Валюшок тяжело сглотнул, кашлянул и снял игольник с предохранителя.
– А где этот участковый? – вспомнил он. – Как же мы на такое дело и без мента? Дело-то не уголовное, гражданское.
– Он боится. Сказал, все что надо задним числом подпишет, а с нами идти – ни-ни.
– С-скотина... – прошипел Валюшок.
– Отнюдь, – мягко сказал Гусев. – Нас ведь разгонят, а ментам оставаться. Кому же охота за чужие грехи...

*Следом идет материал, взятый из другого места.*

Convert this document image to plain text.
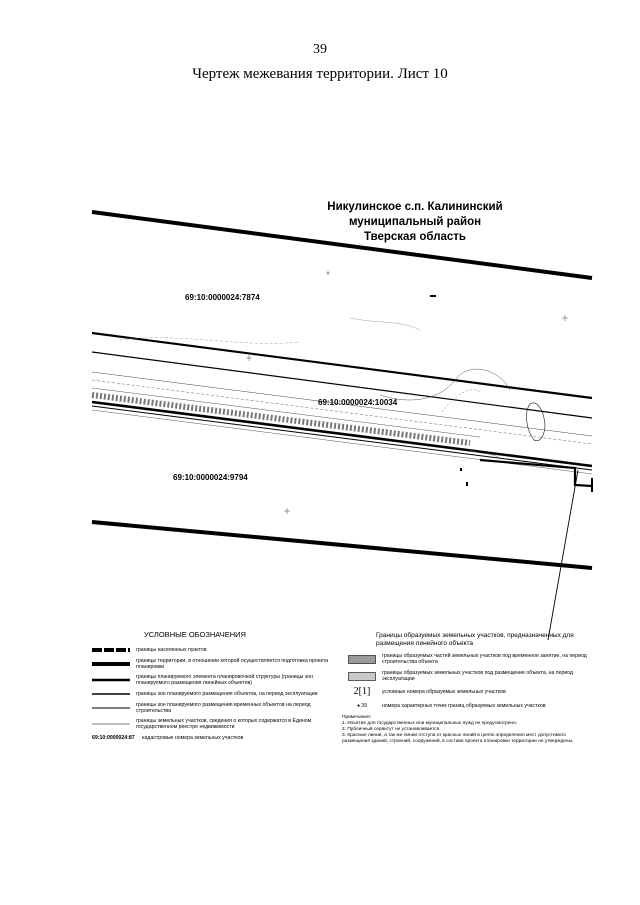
39
Чертеж межевания территории. Лист 10
Никулинское с.п. Калининский
муниципальный район
Тверская область
69:10:0000024:7874
69:10:0000024:10034
69:10:0000024:9794
УСЛОВНЫЕ ОБОЗНАЧЕНИЯ
границы населенных пунктов
границы территории, в отношении которой осуществляется подготовка проекта планировки
границы планируемого элемента планировочной структуры (границы зон планируемого размещения линейных объектов)
границы зон планируемого размещения объектов, на период эксплуатации
границы зон планируемого размещения временных объектов на период строительства
границы земельных участков, сведения о которых содержатся в Едином государственном реестре недвижимости
69:10:0000024:87 кадастровые номера земельных участков
Границы образуемых земельных участков, предназначенных для размещения линейного объекта
границы образуемых частей земельных участков под временное занятие, на период строительства объекта
границы образуемых земельных участков под размещение объекта, на период эксплуатации
2[1]	условные номера образуемых земельных участков
● 39	номера характерных точек границ образуемых земельных участков
Примечания:
1. Изъятие для государственных или муниципальных нужд не предусмотрено.
2. Публичный сервитут не устанавливается.
3. Красные линии, а так же линии отступа от красных линий в целях определения мест допустимого размещения зданий, строений, сооружений, в составе проекта планировки территории не утверждены.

«Вот именно – грехи, – подумал он. – Кто нас ждет там, наверху? Только бы не даун. Все, что угодно, только не даун. Ведь не смогу же... Урод должен быть уродом, вызывать отвращение, желание сделать так, чтобы он исчез из нашего мира быстро и навсегда. Дауны, выросшие в семьях, не такие. Ни у одного нормального человека на них рука не поднимется. Дети с синдромом Дауна, если с ними хорошо занимались родители, превращаются, как правило, в милейшие существа. И когда они становятся взрослыми, им можно только сочувствовать, но никак не ненавидеть. Их словно лишили ненужной части разума специально, чтобы оставить счастливыми. Детьми. Нужно признаться, с даунами выбраковка промахнулась. Обществу нужны убогие. Не бесноватые и юродивые, а именно убогие. Чтобы жалеть. Как раз жалости нам сейчас не хватает, не осталось ее в стране ни на грош. Вот давешняя тетка, которая грабителя пожалела... Встал на дороге суперагент Пэ Гусев со своей лицензией на убийство и всю проявленную гражданкой потерпевшей жалость низвел даже не до нуля, а в минус загнал. Переработал в ненависть. Уф-ф... Нет, это не может быть даун. Их вычисляют стопроцентно на ранних сроках. До трех месяцев, кажется».
Гусев позвонил в дверь и отстегнул с груди значок.
– Только не вздумай разговаривать, – бросил он через плечо. – Молчи и держи мне спину. Увидишь, я все сделаю наилучшим образом. Стыдно не будет. И вообще, это не Гусев с Валюшком, это государство пришло. А государство, как известно, – аппарат насилия.